The first thing they noticed was a high reluctance to move, notwithstanding the bonus’. This indicated that if the policy was broadly adopted in school systems, voluntary switching would be strongly resisted. The more important conclusion was that improvement in results was statistically speaking, insignificant, perhaps 4-10 percentile points. 

 

Put in simple terms, shifting the best ‘’value added’’ teachers they could incentivize to shift had an insignificant effect on results, often no effect at all. It had zero effect in middle schools and no effect on retention after the bonus ended. 

 

Officially stated: ‘’Large financial incentives can move a small number of teachers but effects on outcomes are limited and inconsistent.’’

 

In 2014 the National Education Policy Center called the results ‘’not encouraging’’. ‘’It produced low participation, modest to zero gains outside some elementary classes. The long term cost effectiveness is dubious at best.’’

 

These results were  repeatedly found in similar research. (Dee & Wyckoff 2013-2015) Impact System Washington DC. Strong incentives were tied to teacher evaluation.
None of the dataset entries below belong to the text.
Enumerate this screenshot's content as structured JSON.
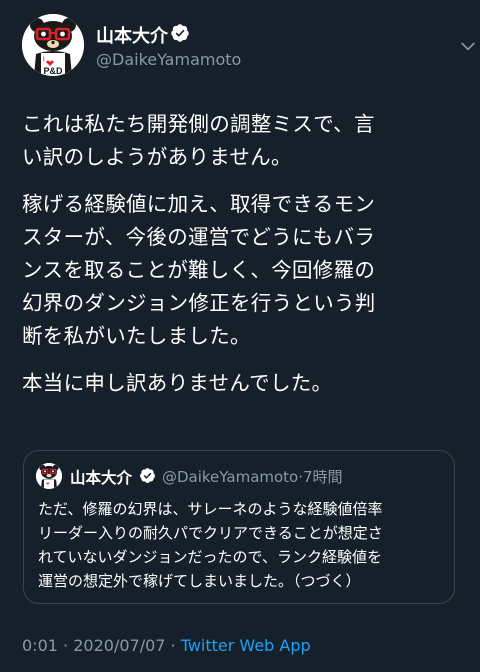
{
  "author": {
    "display_name": "山本大介",
    "handle": "@DaikeYamamoto",
    "avatar_shirt_text": "P&D",
    "avatar_shirt_top": "I"
  },
  "tweet": {
    "paragraphs": [
      "これは私たち開発側の調整ミスで、言\nい訳のしようがありません。",
      "稼げる経験値に加え、取得できるモン\nスターが、今後の運営でどうにもバラ\nンスを取ることが難しく、今回修羅の\n幻界のダンジョン修正を行うという判\n断を私がいたしました。",
      "本当に申し訳ありませんでした。"
    ]
  },
  "quoted_tweet": {
    "display_name": "山本大介",
    "handle": "@DaikeYamamoto",
    "separator": "·",
    "time_ago": "7時間",
    "text": "ただ、修羅の幻界は、サレーネのような経験値倍率\nリーダー入りの耐久パでクリアできることが想定さ\nれていないダンジョンだったので、ランク経験値を\n運営の想定外で稼げてしまいました。（つづく）"
  },
  "footer": {
    "time": "0:01",
    "separator": "·",
    "date": "2020/07/07",
    "source": "Twitter Web App"
  },
  "colors": {
    "background": "#15202b",
    "secondary_text": "#8899a6",
    "accent": "#1da1f2",
    "border": "#38444d"
  }
}
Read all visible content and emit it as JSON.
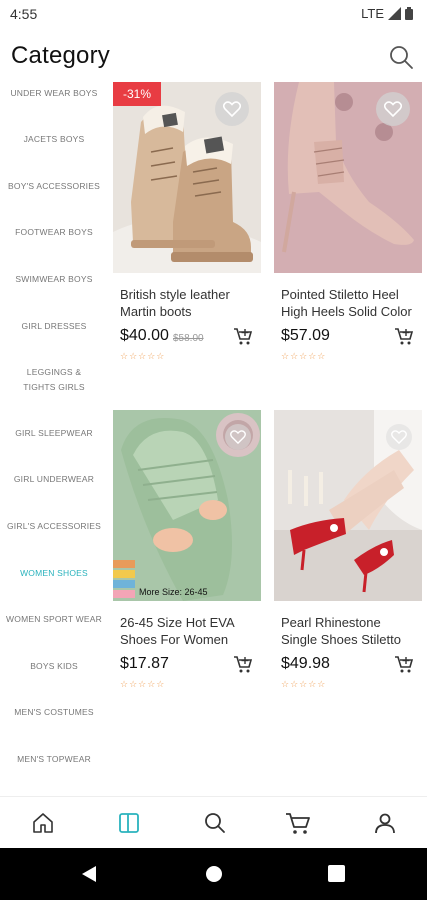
{
  "status": {
    "time": "4:55",
    "network": "LTE"
  },
  "header": {
    "title": "Category"
  },
  "categories": [
    {
      "label": "UNDER WEAR BOYS"
    },
    {
      "label": "JACETS BOYS"
    },
    {
      "label": "BOY'S ACCESSORIES"
    },
    {
      "label": "FOOTWEAR BOYS"
    },
    {
      "label": "SWIMWEAR BOYS"
    },
    {
      "label": "GIRL DRESSES"
    },
    {
      "label": "LEGGINGS & TIGHTS GIRLS"
    },
    {
      "label": "GIRL SLEEPWEAR"
    },
    {
      "label": "GIRL UNDERWEAR"
    },
    {
      "label": "GIRL'S ACCESSORIES"
    },
    {
      "label": "WOMEN SHOES",
      "active": true
    },
    {
      "label": "WOMEN SPORT WEAR"
    },
    {
      "label": "BOYS KIDS"
    },
    {
      "label": "MEN'S COSTUMES"
    },
    {
      "label": "MEN'S TOPWEAR"
    }
  ],
  "products": [
    {
      "name": "British style leather Martin boots",
      "price": "$40.00",
      "old_price": "$58.00",
      "badge": "-31%",
      "rating": "☆☆☆☆☆"
    },
    {
      "name": "Pointed Stiletto Heel High Heels Solid Color",
      "price": "$57.09",
      "rating": "☆☆☆☆☆"
    },
    {
      "name": "26-45 Size Hot EVA Shoes For Women",
      "price": "$17.87",
      "rating": "☆☆☆☆☆",
      "image_caption": "More Size: 26-45"
    },
    {
      "name": "Pearl Rhinestone Single Shoes Stiletto",
      "price": "$49.98",
      "rating": "☆☆☆☆☆"
    }
  ],
  "colors": {
    "accent": "#2ab3bd",
    "badge": "#e83c43",
    "stars": "#f0a35c"
  },
  "bottom_nav": [
    "home-icon",
    "category-icon",
    "search-icon",
    "cart-icon",
    "profile-icon"
  ]
}
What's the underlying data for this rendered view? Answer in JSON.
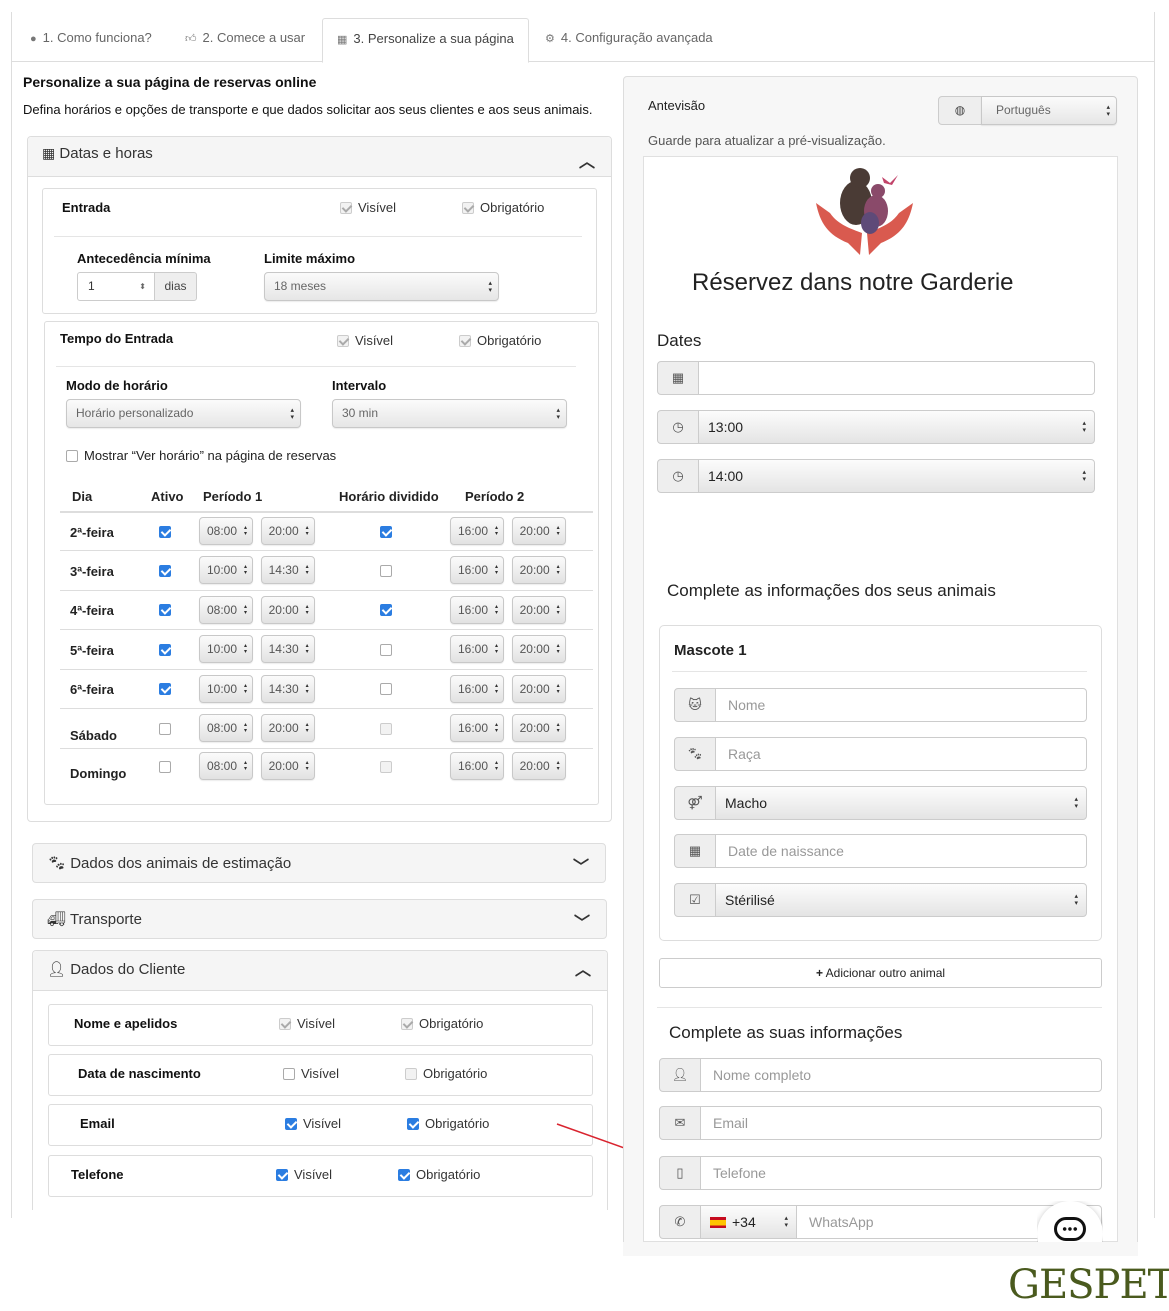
{
  "tabs": [
    {
      "label": "1. Como funciona?",
      "icon": "info-circle-icon"
    },
    {
      "label": "2. Comece a usar",
      "icon": "thumbs-up-icon"
    },
    {
      "label": "3. Personalize a sua página",
      "icon": "calendar-page-icon"
    },
    {
      "label": "4. Configuração avançada",
      "icon": "cogs-icon"
    }
  ],
  "page": {
    "title": "Personalize a sua página de reservas online",
    "subtitle": "Defina horários e opções de transporte e que dados solicitar aos seus clientes e aos seus animais."
  },
  "dates_panel": {
    "title": "Datas e horas",
    "entrada": {
      "label": "Entrada",
      "visible": "Visível",
      "required": "Obrigatório"
    },
    "antecedencia": {
      "label": "Antecedência mínima",
      "value": "1",
      "unit": "dias"
    },
    "limite": {
      "label": "Limite máximo",
      "value": "18 meses"
    },
    "tempo": {
      "label": "Tempo do Entrada",
      "visible": "Visível",
      "required": "Obrigatório"
    },
    "modo": {
      "label": "Modo de horário",
      "value": "Horário personalizado"
    },
    "intervalo": {
      "label": "Intervalo",
      "value": "30 min"
    },
    "mostrar": "Mostrar “Ver horário” na página de reservas",
    "table_headers": [
      "Dia",
      "Ativo",
      "Período 1",
      "Horário dividido",
      "Período 2"
    ],
    "schedule": [
      {
        "day": "2ª-feira",
        "active": true,
        "p1_start": "08:00",
        "p1_end": "20:00",
        "split": true,
        "p2_start": "16:00",
        "p2_end": "20:00"
      },
      {
        "day": "3ª-feira",
        "active": true,
        "p1_start": "10:00",
        "p1_end": "14:30",
        "split": false,
        "p2_start": "16:00",
        "p2_end": "20:00"
      },
      {
        "day": "4ª-feira",
        "active": true,
        "p1_start": "08:00",
        "p1_end": "20:00",
        "split": true,
        "p2_start": "16:00",
        "p2_end": "20:00"
      },
      {
        "day": "5ª-feira",
        "active": true,
        "p1_start": "10:00",
        "p1_end": "14:30",
        "split": false,
        "p2_start": "16:00",
        "p2_end": "20:00"
      },
      {
        "day": "6ª-feira",
        "active": true,
        "p1_start": "10:00",
        "p1_end": "14:30",
        "split": false,
        "p2_start": "16:00",
        "p2_end": "20:00"
      },
      {
        "day": "Sábado",
        "active": false,
        "p1_start": "08:00",
        "p1_end": "20:00",
        "split": false,
        "p2_start": "16:00",
        "p2_end": "20:00"
      },
      {
        "day": "Domingo",
        "active": false,
        "p1_start": "08:00",
        "p1_end": "20:00",
        "split": false,
        "p2_start": "16:00",
        "p2_end": "20:00"
      }
    ]
  },
  "panels": {
    "animais": "Dados dos animais de estimação",
    "transporte": "Transporte",
    "cliente": "Dados do Cliente"
  },
  "client_fields": [
    {
      "label": "Nome e apelidos",
      "visible": "Visível",
      "required": "Obrigatório",
      "visible_on": true,
      "required_on": true,
      "disabled": true
    },
    {
      "label": "Data de nascimento",
      "visible": "Visível",
      "required": "Obrigatório",
      "visible_on": false,
      "required_on": false,
      "disabled": false
    },
    {
      "label": "Email",
      "visible": "Visível",
      "required": "Obrigatório",
      "visible_on": true,
      "required_on": true,
      "disabled": false
    },
    {
      "label": "Telefone",
      "visible": "Visível",
      "required": "Obrigatório",
      "visible_on": true,
      "required_on": true,
      "disabled": false
    }
  ],
  "preview": {
    "label": "Antevisão",
    "language": "Português",
    "hint": "Guarde para atualizar a pré-visualização.",
    "heading": "Réservez dans notre Garderie",
    "dates_title": "Dates",
    "time_start": "13:00",
    "time_end": "14:00",
    "animals_title": "Complete as informações dos seus animais",
    "pet_title": "Mascote 1",
    "pet_name_ph": "Nome",
    "pet_breed_ph": "Raça",
    "pet_sex": "Macho",
    "pet_birth_ph": "Date de naissance",
    "pet_sterilized": "Stérilisé",
    "add_animal": "Adicionar outro animal",
    "client_title": "Complete as suas informações",
    "full_name_ph": "Nome completo",
    "email_ph": "Email",
    "phone_ph": "Telefone",
    "phone_code": "+34",
    "whatsapp_ph": "WhatsApp"
  },
  "brand": "GESPET",
  "colors": {
    "accent": "#2b7de1",
    "arrow": "#d9242f",
    "brand": "#4a5a1e",
    "logo": "#d95a4f"
  }
}
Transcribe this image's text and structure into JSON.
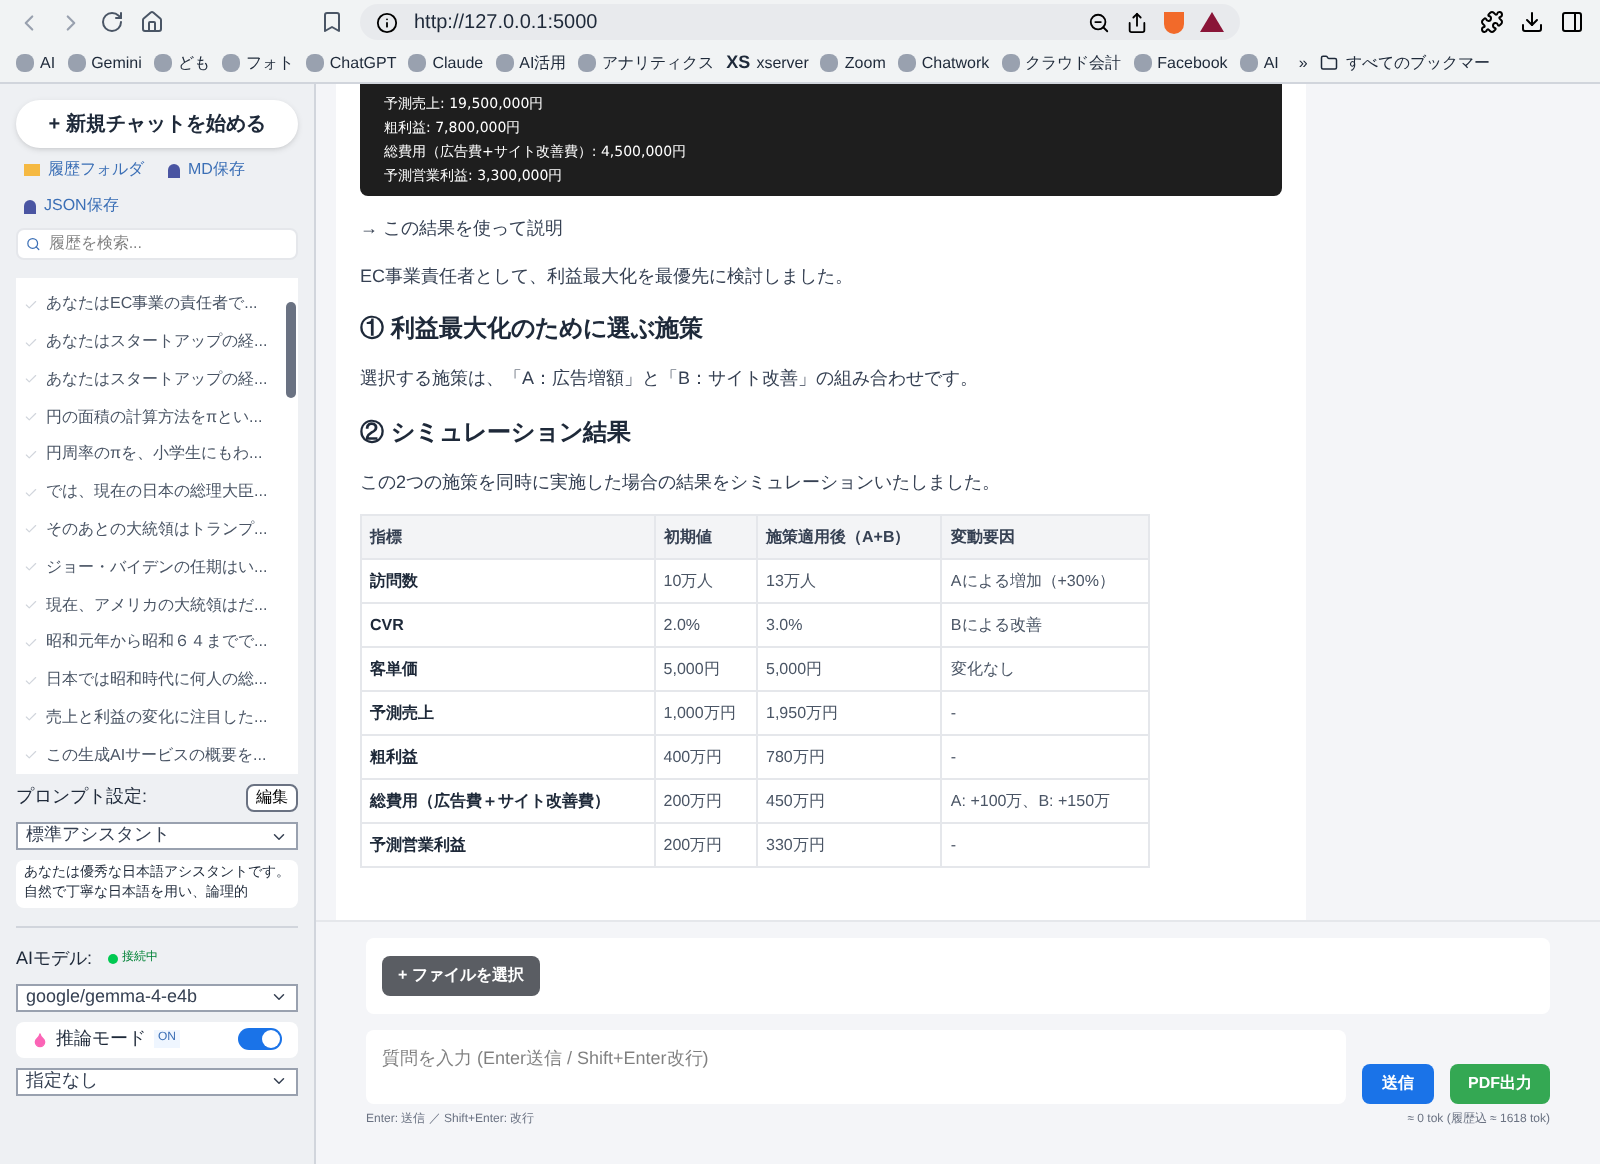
{
  "browser": {
    "url": "http://127.0.0.1:5000",
    "bookmarks": [
      "AI",
      "Gemini",
      "ども",
      "フォト",
      "ChatGPT",
      "Claude",
      "AI活用",
      "アナリティクス",
      "xserver",
      "Zoom",
      "Chatwork",
      "クラウド会計",
      "Facebook",
      "AI"
    ],
    "bookmarks_folder": "すべてのブックマー",
    "xs_logo": "XS",
    "more": "»"
  },
  "sidebar": {
    "new_chat": "+ 新規チャットを始める",
    "links": [
      "履歴フォルダ",
      "MD保存",
      "JSON保存"
    ],
    "search": {
      "placeholder": "履歴を検索..."
    },
    "history": [
      {
        "title": "あなたはEC事業の責任者で..."
      },
      {
        "title": "あなたはスタートアップの経..."
      },
      {
        "title": "あなたはスタートアップの経..."
      },
      {
        "title": "円の面積の計算方法をπとい..."
      },
      {
        "title": "円周率のπを、小学生にもわ..."
      },
      {
        "title": "では、現在の日本の総理大臣..."
      },
      {
        "title": "そのあとの大統領はトランプ..."
      },
      {
        "title": "ジョー・バイデンの任期はい..."
      },
      {
        "title": "現在、アメリカの大統領はだ..."
      },
      {
        "title": "昭和元年から昭和６４までで..."
      },
      {
        "title": "日本では昭和時代に何人の総..."
      },
      {
        "title": "売上と利益の変化に注目した..."
      },
      {
        "title": "この生成AIサービスの概要を..."
      }
    ],
    "prompt_label": "プロンプト設定:",
    "edit": "編集",
    "prompt_select": "標準アシスタント",
    "prompt_text": "あなたは優秀な日本語アシスタントです。自然で丁寧な日本語を用い、論理的",
    "model_label": "AIモデル:",
    "status": "接続中",
    "model_select": "google/gemma-4-e4b",
    "reasoning_label": "推論モード",
    "reasoning_badge": "ON",
    "reasoning_on": true,
    "effort_select": "指定なし"
  },
  "chat": {
    "code_lines": [
      "予測売上: 19,500,000円",
      "粗利益: 7,800,000円",
      "総費用（広告費+サイト改善費）: 4,500,000円",
      "予測営業利益: 3,300,000円"
    ],
    "arrow_note": "→ この結果を使って説明",
    "intro": "EC事業責任者として、利益最大化を最優先に検討しました。",
    "heading_1": "① 利益最大化のために選ぶ施策",
    "para_1": "選択する施策は、「A：広告増額」と「B：サイト改善」の組み合わせです。",
    "heading_2": "② シミュレーション結果",
    "para_2": "この2つの施策を同時に実施した場合の結果をシミュレーションいたしました。",
    "table": {
      "columns": [
        "指標",
        "初期値",
        "施策適用後（A+B）",
        "変動要因"
      ],
      "rows": [
        [
          "訪問数",
          "10万人",
          "13万人",
          "Aによる増加（+30%）"
        ],
        [
          "CVR",
          "2.0%",
          "3.0%",
          "Bによる改善"
        ],
        [
          "客単価",
          "5,000円",
          "5,000円",
          "変化なし"
        ],
        [
          "予測売上",
          "1,000万円",
          "1,950万円",
          "-"
        ],
        [
          "粗利益",
          "400万円",
          "780万円",
          "-"
        ],
        [
          "総費用（広告費＋サイト改善費）",
          "200万円",
          "450万円",
          "A: +100万、B: +150万"
        ],
        [
          "予測営業利益",
          "200万円",
          "330万円",
          "-"
        ]
      ]
    }
  },
  "composer": {
    "file_button": "+ ファイルを選択",
    "input": {
      "placeholder": "質問を入力 (Enter送信 / Shift+Enter改行)"
    },
    "send": "送信",
    "pdf": "PDF出力",
    "hint": "Enter: 送信 ／ Shift+Enter: 改行",
    "tokens": "≈ 0 tok (履歴込 ≈ 1618 tok)"
  }
}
Results were ‘’mixed evidence, Moving low performers out made modest gains only if the teachers remained. 

 

Other studies largely concluded the same thing. (Cowan & Goldhaber -2018) Washington State research  noted little gain.’ Increased incentives to work in high poverty schools led to recruitment of more certified teachers as opposed to uncertified, but no student gains.’’ 

 

There have been similar studies in Chile, and in Nashville TN, Conclusions ‘’It made no significant difference to pay very successful teachers to go to disadvantaged schools. Any perceptible differences were either small or short lived.
 

Research on the impact of giving large teacher bonuses to highly successful teachers to switch to inner city or hard to staff schools have very mixed results. Bonus of $30 000 will help with teacher retention but they do not seem to yield improved results. 

 

At the risk of repeating concepts from previous issues, we have known what follows, since the Coleman Report officially titled Equality of Educational Opportunity in 1966. Coleman et al traced the source of education’s problems in poor schools directly to the home life of the students and the effects of the surrounding community. This is not a ‘’blame the victim’’ finding. Coleman blamed the system that generated the poverty, some would be tempted to call it capitalism. Bowles and Gintis 1976 explained that the particular form of capitalism in America, and by extension Canada, requires an underclass of poorly paid workers to function which causes schools to reproduce workers like the student’s parents otherwise the system cannot function. 

 

The late professor emeritus David Berliner, of  Arizona State U, explained why poor kids do badly in school. The USA has the widest income gaps of any developed nation. This underpins a whole series of effects like hunger and poor nutrition, poor physical health, inability to focus, lost school days due to illness, mental health struggles, high parental stress, environmental factors, limited cognitive stimulation, residential instability, frequent moves, unaddressed dental and vision issues, lower expectations, peer effects, work requirements, repeated trauma, and less confidence 

 

This is what teachers are up against in difficult, usually poorer school settings. Now factor in since 2010, the effects of social media, the lack of consequence in schools which has caused discipline to nearly collapse, not to mention covid 19, and we have a very long list of sublethal toxins that when combined, create very difficult situations. 

 

The idea that a slightly better teacher in second grade is going to turn the ship around and produce results that compete with a school full of doctors and lawyers kids, only a short distance away is as ridiculous as it sounds. Many consultants like Michael Fullan focus on how to ‘’fix the teachers’’.The teachers are not the problem. Poverty is the problem. Until we can seriously reduce poverty, we all press on, doing our very best but don’t expect miracles.